Nothing is ever quite as random as it seems. There are patterns to be discovered in almost everything we do and security is no exception. The challenge is deploying software that not only can identify those patterns, but also ultimately share that intelligence with other systems and applications in a way that is actionable.
According to Brendan Hannigan, general manager of the IBM Security Systems Division, that’s end goal behind IBM’s recent decision to set up a new security division inside the company that combines the recently acquired assets of Q1 Labs, the security technologies IBM marketed under the ISS brand, and a few of the more security specific technologies in IBM’s Tivoli, Rational and InfoSphere product portfolios.
Hannigan says that IT organizations need access to security tools that make it easier to identify anomalies that are usually indicative of a security breach. That “brain” first works to identify the natural operational rhythms of the business. Once those are determined it becomes a lot easier to identify unusual activity, such as a system that is sending large amounts of data at irregular hours of the day.
That capability is then integrated with IBM network operations centers around the globe that work to analyze 13 billion security events a day. Once correlated information about that potential security threat suddenly gains a lot a more context, says Hannigan.

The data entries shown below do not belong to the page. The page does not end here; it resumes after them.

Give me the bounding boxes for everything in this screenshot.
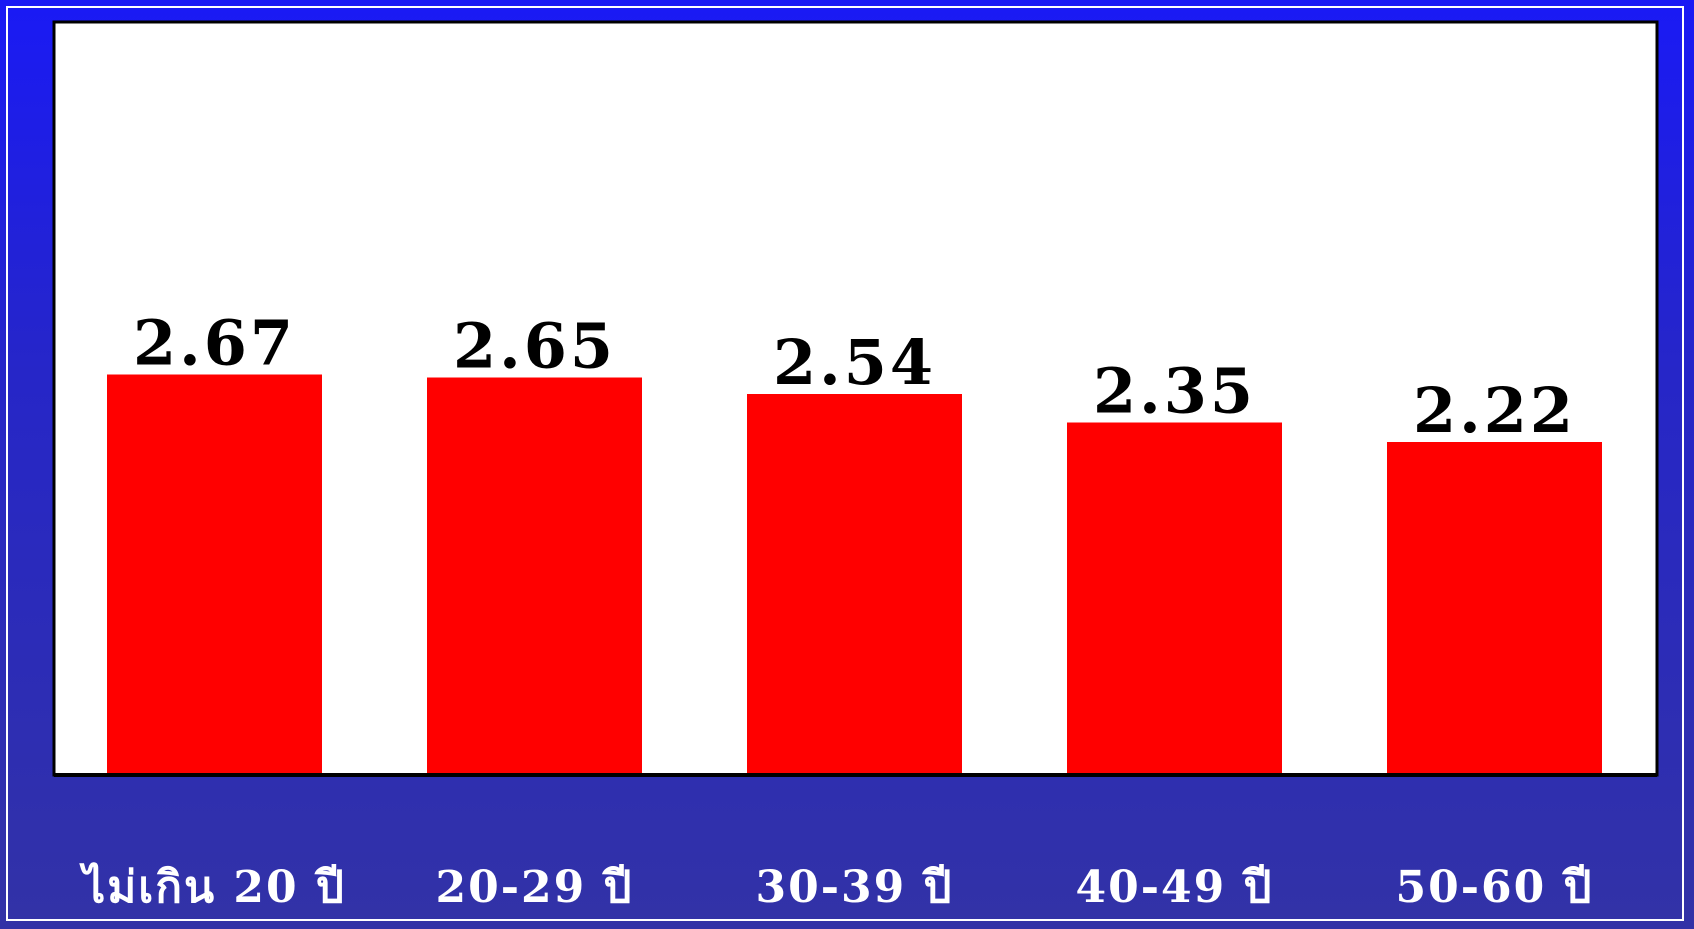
bar-5 bbox=[1387, 442, 1602, 775]
bar-3 bbox=[747, 394, 962, 775]
category-label-1: ไม่เกิน 20 ปี bbox=[79, 861, 346, 913]
bar-value-label-3: 2.54 bbox=[773, 326, 936, 399]
category-label-3: 30-39 ปี bbox=[756, 862, 954, 913]
bar-value-label-4: 2.35 bbox=[1093, 355, 1256, 428]
category-labels: ไม่เกิน 20 ปี 20-29 ปี 30-39 ปี 40-49 ปี 50-… bbox=[79, 861, 1594, 913]
bar-value-label-1: 2.67 bbox=[133, 307, 296, 380]
bars bbox=[107, 374, 1602, 775]
category-label-4: 40-49 ปี bbox=[1076, 862, 1274, 913]
category-label-5: 50-60 ปี bbox=[1396, 862, 1594, 913]
bar-1 bbox=[107, 374, 322, 775]
bar-value-label-2: 2.65 bbox=[453, 310, 616, 383]
category-label-2: 20-29 ปี bbox=[436, 862, 634, 913]
bar-value-label-5: 2.22 bbox=[1413, 374, 1576, 447]
value-labels: 2.67 2.65 2.54 2.35 2.22 bbox=[133, 307, 1576, 448]
slide-frame bbox=[6, 6, 1684, 921]
bar-4 bbox=[1067, 422, 1282, 775]
bar-2 bbox=[427, 377, 642, 775]
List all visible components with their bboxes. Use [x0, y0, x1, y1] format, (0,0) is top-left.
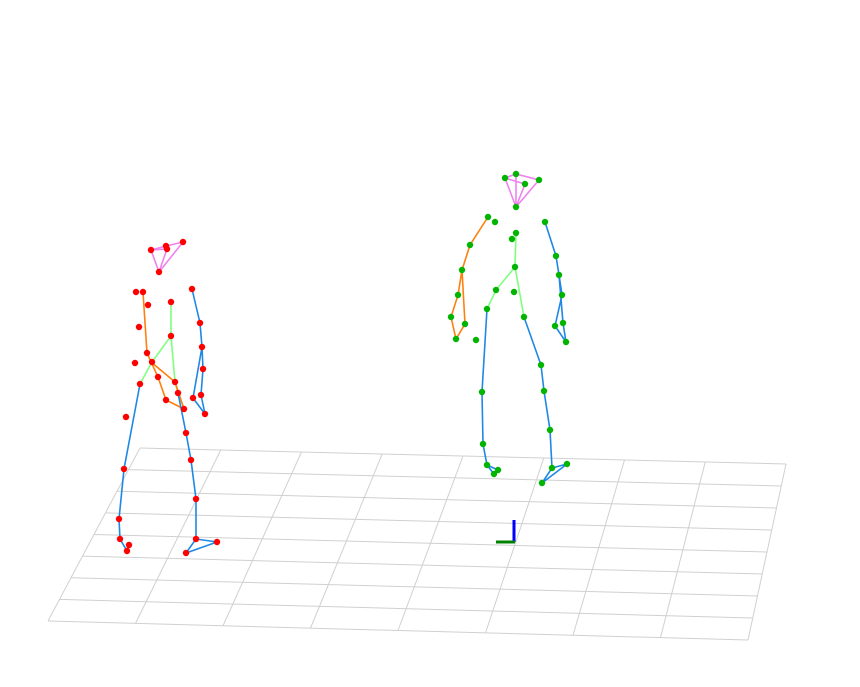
joint-marker [143, 349, 151, 357]
joint-marker [520, 313, 528, 321]
joint-marker [541, 218, 549, 226]
joint-marker [521, 180, 529, 188]
joint-marker [197, 391, 205, 399]
joint-marker [182, 549, 190, 557]
joint-marker [123, 547, 131, 555]
joint-marker [540, 387, 548, 395]
grid-line-row [70, 577, 758, 597]
joint-marker [454, 291, 462, 299]
joint-marker [558, 291, 566, 299]
joint-marker [199, 365, 207, 373]
joint-marker [120, 465, 128, 473]
torso-bone [514, 266, 525, 318]
grid-line-row [128, 469, 782, 487]
joint-marker [537, 361, 545, 369]
joint-marker [131, 359, 139, 367]
joint-marker [125, 541, 133, 549]
joint-marker [452, 335, 460, 343]
joint-marker [466, 241, 474, 249]
joint-marker [535, 176, 543, 184]
joint-marker [490, 470, 498, 478]
joint-marker [196, 319, 204, 327]
joint-marker [132, 288, 140, 296]
torso-bone [139, 301, 172, 385]
joint-marker [562, 338, 570, 346]
joint-marker [155, 268, 163, 276]
joint-marker [494, 466, 502, 474]
joint-marker [139, 288, 147, 296]
joint-marker [483, 305, 491, 313]
joint-marker [551, 322, 559, 330]
joint-marker [116, 535, 124, 543]
joint-marker [201, 410, 209, 418]
joint-marker [187, 456, 195, 464]
joint-marker [483, 461, 491, 469]
joint-marker [136, 380, 144, 388]
leg-bone [177, 392, 218, 555]
left-skeleton [115, 238, 221, 557]
head-bone [150, 248, 169, 273]
grid-line-row [93, 534, 768, 553]
joint-marker [512, 170, 520, 178]
joint-marker [147, 246, 155, 254]
right-skeleton [447, 170, 571, 487]
joint-marker [510, 288, 518, 296]
joint-marker [144, 301, 152, 309]
joint-marker [458, 266, 466, 274]
joint-marker [548, 464, 556, 472]
joint-marker [511, 263, 519, 271]
joint-marker [174, 389, 182, 397]
joint-marker [479, 440, 487, 448]
joint-marker [179, 238, 187, 246]
joint-marker [189, 394, 197, 402]
joint-marker [546, 426, 554, 434]
joint-marker [461, 320, 469, 328]
grid-line-row [139, 447, 787, 465]
joint-marker [508, 235, 516, 243]
joint-marker [447, 313, 455, 321]
joint-marker [478, 388, 486, 396]
arm-bone [450, 216, 489, 342]
joint-marker [180, 405, 188, 413]
floor-grid [47, 447, 787, 641]
world-axes-gizmo [496, 520, 516, 544]
joint-marker [563, 460, 571, 468]
joint-marker [492, 286, 500, 294]
joint-marker [188, 285, 196, 293]
joint-marker [162, 396, 170, 404]
grid-line-row [82, 555, 763, 575]
joint-marker [198, 343, 206, 351]
grid-line-row [105, 512, 772, 531]
leg-bone [523, 316, 568, 484]
joint-marker [472, 336, 480, 344]
joint-marker [122, 413, 130, 421]
joint-marker [512, 229, 520, 237]
joint-marker [538, 479, 546, 487]
joint-marker [167, 298, 175, 306]
joint-marker [115, 515, 123, 523]
grid-line-row [116, 490, 777, 509]
joint-marker [484, 213, 492, 221]
joint-marker [167, 332, 175, 340]
joint-marker [182, 429, 190, 437]
joint-marker [148, 358, 156, 366]
joint-marker [192, 535, 200, 543]
joint-marker [559, 319, 567, 327]
joint-marker [213, 538, 221, 546]
joint-marker [512, 203, 520, 211]
joint-marker [192, 495, 200, 503]
joint-marker [171, 378, 179, 386]
leg-bone [200, 346, 206, 415]
torso-bone [486, 232, 517, 310]
joint-marker [552, 252, 560, 260]
grid-line-row [47, 620, 749, 641]
joint-marker [135, 323, 143, 331]
joint-marker [163, 245, 171, 253]
joint-marker [154, 373, 162, 381]
joint-marker [491, 218, 499, 226]
joint-marker [555, 271, 563, 279]
grid-line-row [59, 598, 753, 619]
joint-marker [501, 174, 509, 182]
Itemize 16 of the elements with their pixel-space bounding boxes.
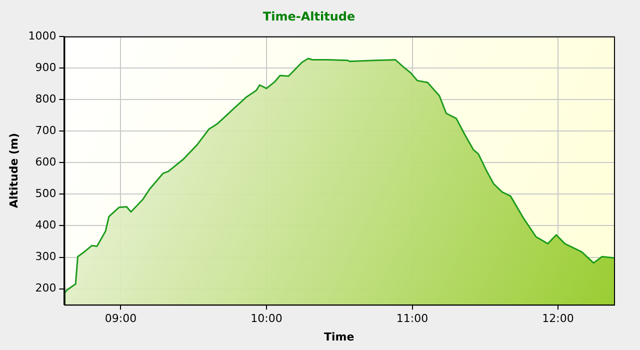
x-tick-label: 11:00 [396, 312, 428, 326]
y-tick-label: 200 [35, 282, 56, 295]
chart-title: Time-Altitude [262, 9, 356, 24]
y-tick-label: 600 [35, 155, 56, 168]
y-tick-label: 500 [35, 187, 56, 200]
y-tick-label: 400 [35, 218, 56, 232]
y-tick-label: 300 [35, 250, 56, 264]
x-tick-label: 09:00 [104, 312, 137, 326]
x-axis-title: Time [324, 330, 354, 344]
x-tick-label: 12:00 [542, 312, 574, 326]
y-axis-title: Altitude (m) [7, 132, 20, 208]
x-tick-label: 10:00 [250, 312, 282, 326]
y-tick-label: 700 [35, 124, 56, 137]
y-tick-label: 1000 [28, 29, 56, 42]
y-tick-label: 900 [35, 60, 56, 74]
y-tick-label: 800 [35, 92, 56, 106]
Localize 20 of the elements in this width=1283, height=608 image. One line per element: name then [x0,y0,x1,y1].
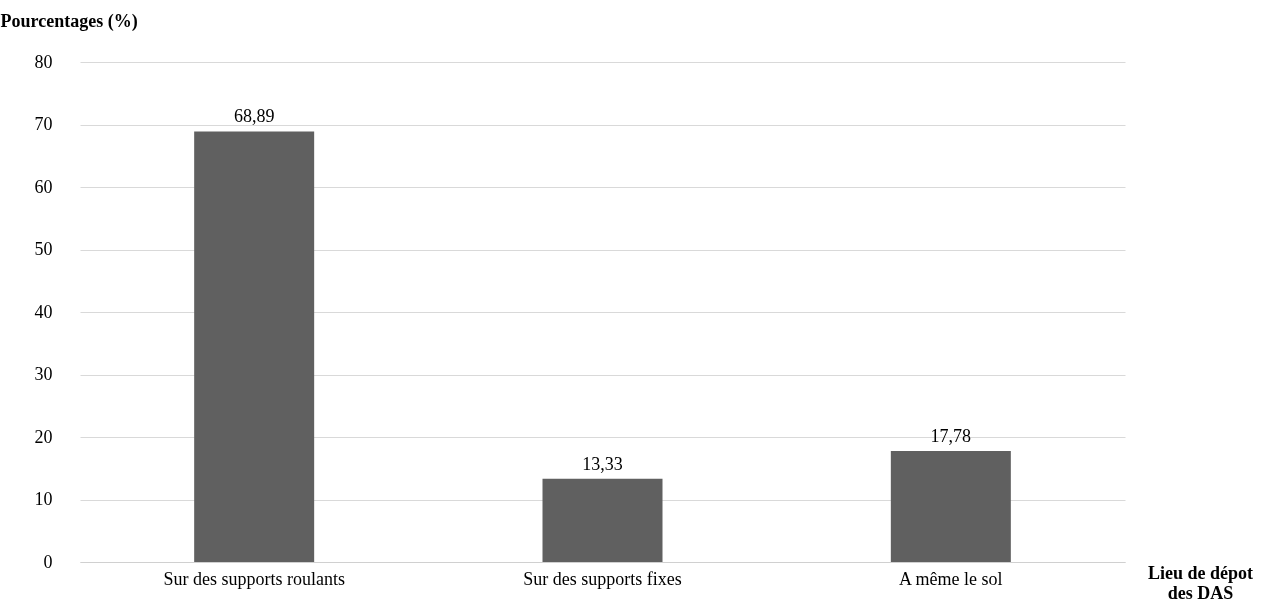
y-tick-label: 30 [34,364,53,384]
data-label: 17,78 [930,425,972,446]
x-tick-label: A même le sol [899,568,1003,589]
y-tick-label: 50 [34,239,53,259]
y-tick-label: 70 [34,114,53,134]
data-label: 68,89 [233,106,275,127]
x-axis-title: Lieu de dépot des DAS [1147,562,1254,603]
y-tick-label: 20 [34,426,53,447]
y-tick-label: 80 [34,51,53,72]
x-tick-label: Sur des supports fixes [523,568,682,589]
bar [890,450,1011,562]
y-axis-title: Pourcentages (%) [0,10,138,32]
bar [542,478,663,562]
data-label: 13,33 [582,453,623,474]
bar [194,131,315,562]
y-tick-label: 10 [34,489,53,509]
y-tick-label: 0 [43,551,53,572]
y-tick-label: 40 [34,301,53,322]
x-tick-label: Sur des supports roulants [163,568,345,589]
y-tick-label: 60 [34,176,53,197]
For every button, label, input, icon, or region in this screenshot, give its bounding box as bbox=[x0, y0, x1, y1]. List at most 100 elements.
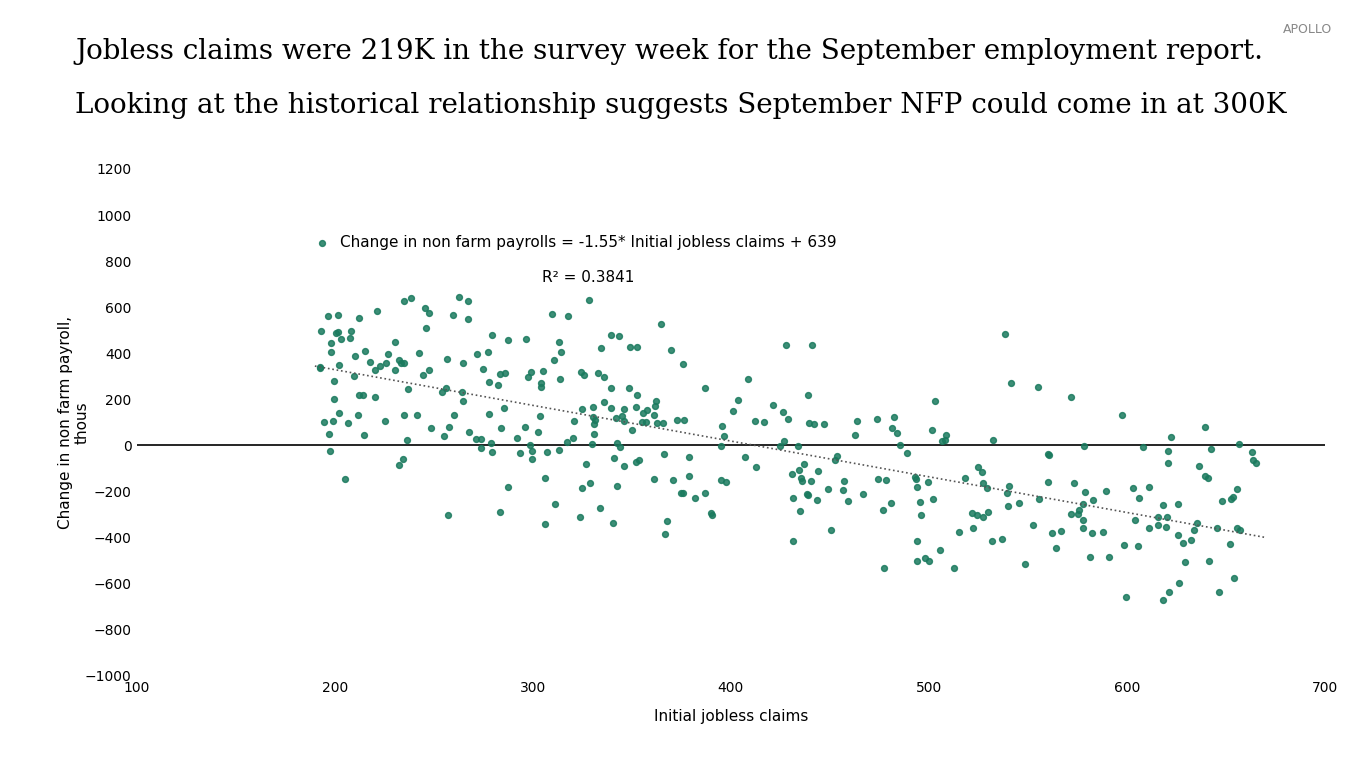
Point bbox=[458, 295, 479, 307]
Point bbox=[1168, 578, 1190, 590]
Point bbox=[488, 379, 510, 391]
Point bbox=[846, 415, 867, 428]
Point bbox=[922, 493, 944, 505]
Point bbox=[393, 409, 415, 422]
Point bbox=[530, 376, 552, 389]
Point bbox=[535, 445, 557, 458]
Point bbox=[1160, 431, 1182, 443]
Point bbox=[582, 401, 604, 413]
Point bbox=[626, 389, 647, 401]
Point bbox=[478, 408, 500, 420]
Point bbox=[753, 415, 775, 428]
Point bbox=[438, 421, 460, 433]
Point bbox=[1194, 469, 1216, 482]
Point bbox=[738, 373, 759, 386]
Point bbox=[975, 482, 997, 495]
Point bbox=[632, 406, 654, 419]
Point bbox=[934, 433, 956, 445]
Point bbox=[365, 391, 387, 403]
Point bbox=[527, 426, 549, 439]
Point bbox=[643, 409, 665, 422]
Point bbox=[520, 453, 542, 465]
Text: APOLLO: APOLLO bbox=[1283, 23, 1332, 36]
Point bbox=[889, 439, 911, 451]
Point bbox=[613, 460, 635, 472]
Point bbox=[320, 346, 342, 359]
Point bbox=[515, 333, 537, 346]
Point bbox=[795, 488, 817, 500]
Point bbox=[684, 492, 706, 504]
Point bbox=[806, 494, 828, 506]
Point bbox=[672, 487, 694, 499]
Point bbox=[1027, 381, 1049, 393]
Point bbox=[600, 402, 622, 414]
Point bbox=[534, 472, 556, 484]
X-axis label: Initial jobless claims: Initial jobless claims bbox=[653, 709, 809, 723]
Point bbox=[343, 370, 365, 382]
Point bbox=[374, 415, 396, 427]
Point bbox=[637, 404, 658, 416]
Point bbox=[470, 442, 492, 455]
Point bbox=[324, 375, 346, 387]
Point bbox=[444, 409, 466, 422]
Point bbox=[1082, 494, 1104, 506]
Point bbox=[728, 394, 750, 406]
Point bbox=[813, 418, 835, 430]
Point bbox=[556, 435, 578, 448]
Point bbox=[493, 366, 515, 379]
Point bbox=[701, 509, 723, 521]
Point bbox=[660, 344, 682, 356]
Point bbox=[713, 430, 735, 442]
Point bbox=[518, 371, 540, 383]
Point bbox=[1138, 521, 1160, 534]
Point bbox=[348, 389, 370, 401]
Point bbox=[593, 371, 615, 383]
Point bbox=[1112, 409, 1134, 421]
Point bbox=[955, 472, 977, 485]
Point bbox=[628, 454, 650, 466]
Point bbox=[366, 305, 388, 317]
Point bbox=[441, 309, 463, 321]
Point bbox=[1113, 539, 1135, 551]
Point bbox=[990, 533, 1012, 545]
Point bbox=[478, 376, 500, 388]
Point bbox=[971, 511, 993, 523]
Point bbox=[571, 403, 593, 415]
Point bbox=[906, 555, 928, 568]
Point bbox=[548, 336, 570, 348]
Point bbox=[419, 422, 441, 435]
Point bbox=[1115, 591, 1137, 603]
Point bbox=[1242, 446, 1264, 458]
Point bbox=[418, 307, 440, 319]
Point bbox=[744, 415, 766, 427]
Point bbox=[452, 386, 474, 398]
Point bbox=[981, 535, 1003, 547]
Point bbox=[973, 477, 994, 489]
Point bbox=[982, 434, 1004, 446]
Point bbox=[1060, 391, 1082, 403]
Point bbox=[904, 471, 926, 483]
Point bbox=[1158, 586, 1180, 598]
Point bbox=[309, 362, 331, 374]
Point bbox=[1156, 511, 1177, 524]
Point bbox=[1067, 508, 1089, 521]
Point bbox=[563, 415, 585, 427]
Point bbox=[656, 515, 678, 527]
Point bbox=[622, 423, 643, 435]
Text: Change in non farm payrolls = -1.55* Initial jobless claims + 639: Change in non farm payrolls = -1.55* Ini… bbox=[340, 235, 836, 250]
Point bbox=[790, 472, 811, 485]
Point bbox=[820, 525, 841, 537]
Point bbox=[363, 364, 385, 376]
Point bbox=[744, 461, 766, 473]
Point bbox=[1168, 529, 1190, 541]
Point bbox=[324, 393, 346, 406]
Point bbox=[1153, 594, 1175, 606]
Point bbox=[481, 329, 503, 342]
Point bbox=[833, 475, 855, 487]
Point bbox=[369, 359, 391, 372]
Point bbox=[1074, 439, 1096, 452]
Point bbox=[1157, 445, 1179, 457]
Point bbox=[977, 506, 999, 518]
Point bbox=[1180, 535, 1202, 547]
Point bbox=[906, 535, 928, 547]
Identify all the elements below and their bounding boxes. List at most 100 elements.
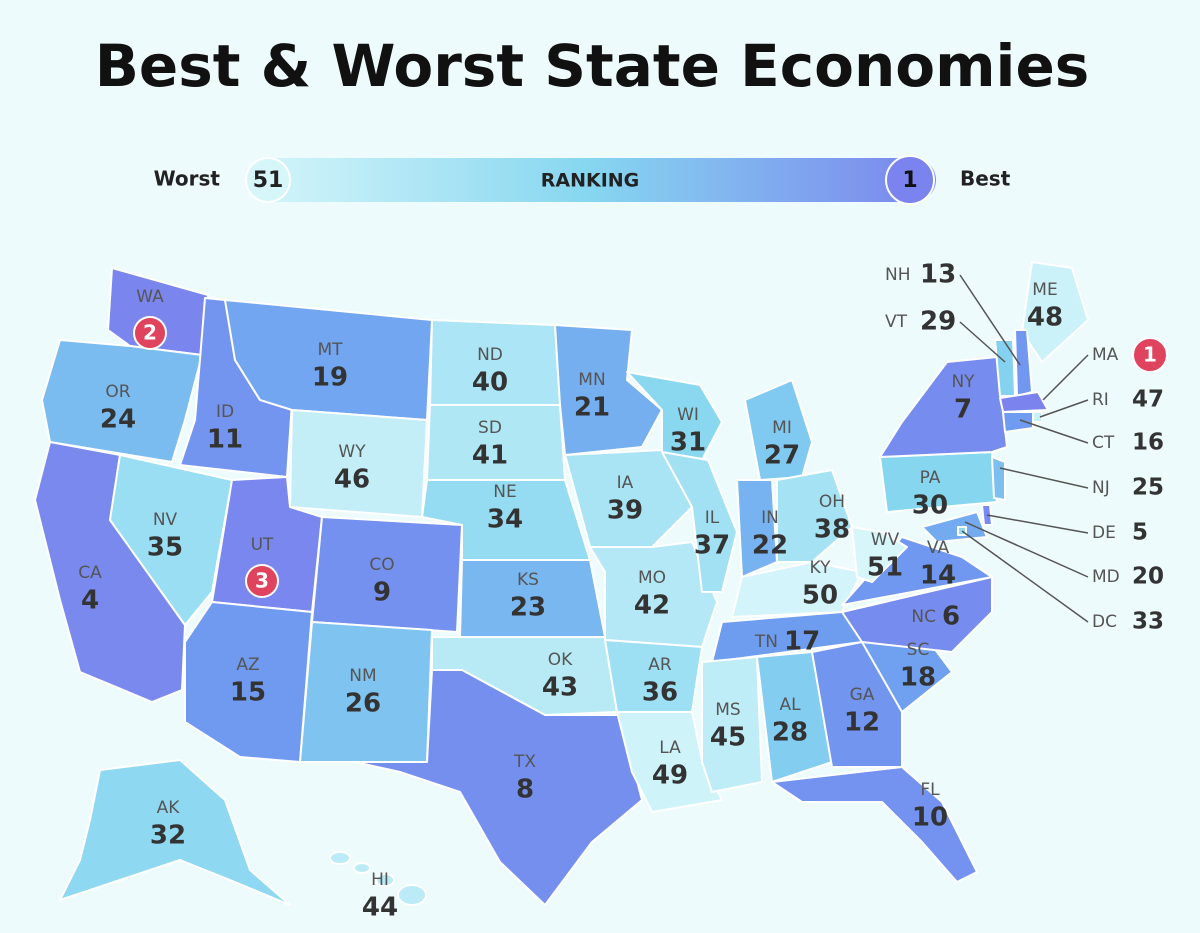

The fact of the matter is that most security breaches are not discovered for months, even years. And it’s usually someone outside the IT organization that discovers it. Security intelligence, says Hannigan, is about giving the internal IT organization the tools they need to identify those breaches before anyone else does.
Of course, the degree to which that insight will result in taking some prescriptive action remains to be seen. There are still too many unknown issues and false positive to start automating responses to security intelligence. But that information is critical in terms of informing security policies, while at the same time giving the IT organization the data it needs to plug a suspected security breach.
Ultimately, Hannigan says advances in terms of integrating security intelligence with IT operational systems and even physical infrastructure will be made. But right now it’s all about giving companies that information they need to combat cyber criminals that are not only becoming increasingly sophisticated, but also more patient in terms of the extremes they are willing to go to in order to compromise a valuable target.